The Bush administration is fighting the former prisoners of war in court, trying to prevent them from collecting nearly $1 billion from Iraq that a federal judge awarded them as compensation for their torture at the hands of Saddam Hussein's regime.
The rationale: Today's Iraqis are good guys, and they need the money.
The case abounds with ironies. It pits the U.S. government squarely against its own war heroes and the Geneva Convention.
Many of the pilots were tortured in the same Iraqi prison, Abu Ghraib, where American soldiers abused Iraqis 15 months ago. Those Iraqi victims, Defense Secretary Donald H. Rumsfeld has said, deserve compensation from the United States.

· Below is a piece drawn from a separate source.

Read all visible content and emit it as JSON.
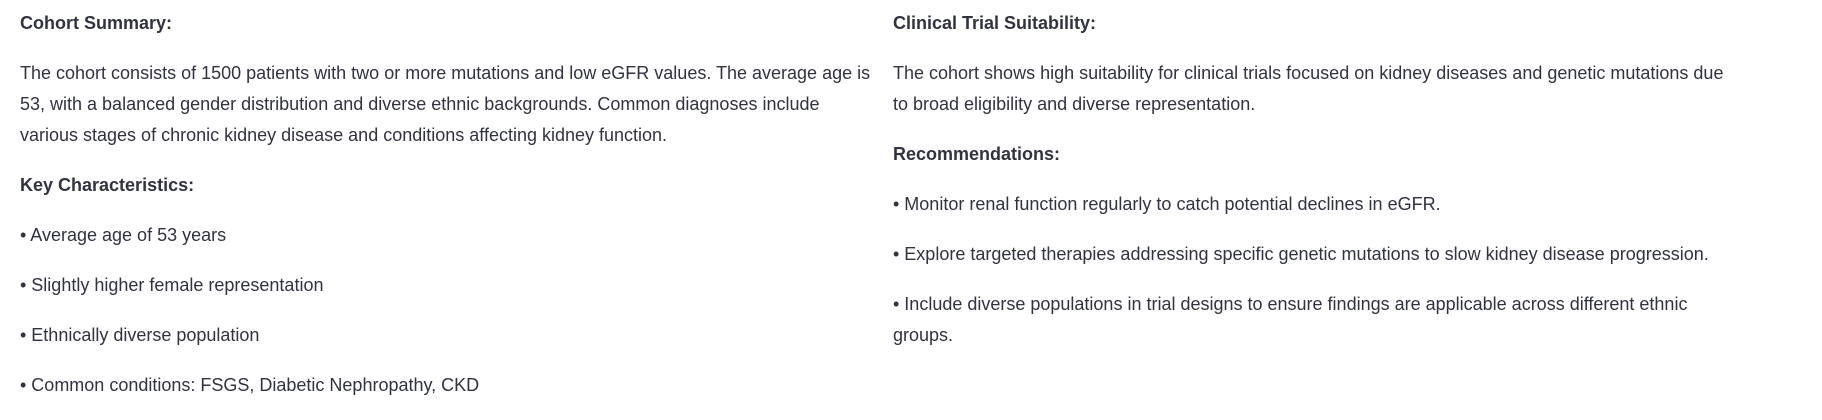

But the American victims of Iraqi torturers are not entitled to similar payments from Iraq, the U.S. government says.
www.latimes.com...
Originally posted by marg6043
Well ECK this does not make sense if they can not hold Iraqi government accountable then who they should hold accountable their own American government?
washingtonpost.com
Critical Republicans Look to Cut Bush's $82 Billion War Request
By Mike Allen and Josh White
Washington Post Staff Writers
Thursday, February 17, 2005; Page A04
House Republican leaders said yesterday that they may cut some of the nonmilitary parts of President Bush's $82 billion budget request for Iraq and anti-terrorism efforts because they are not emergencies.
The sharp comments they made in challenging the budget request marked an abrupt departure from the deference the Republicans have shown Bush on earlier war funding. Party members said they are determined to reassert their authority over the budget at a time when the White House is accusing lawmakers of being big spenders.
www.washingtonpost.com...
Rumsfeld was peppered with questions about the propriety of the request from Republicans and Democrats during two appearances on Capitol Hill. At first Rumsfeld said he and the Pentagon were not directly responsible for the spending submission -- that it was a matter left to the White House, the Office of Management and Budget, and Congress.
"This issue of what goes in a supplemental is something that really is beyond my pay grade," Rumsfeld told the Senate Appropriations Committee.
At the Appropriations Committee hearing, Sen. Patty Murray (D-Wash.) berated Rumsfeld for not including any funding for veterans of the wars in Iraq and Afghanistan as part of the supplemental request, calling it a troubling omission in the president's budget and in the additional request for war funds. She said she is going to introduce a $2 billion amendment to offer help to veterans.
"There is no mention in here of our responsibility to pay for the continued emotional and physical costs of war," Murray said. "It's as if once these brave men and women leave the service, they're no longer considered an essential priority for the administration."
Originally posted by darth ruin
Ah shucks.....maybe you not only hate yourself......you hate the fact that you have a small penis and you blame....wait.....George W. Bush for that too.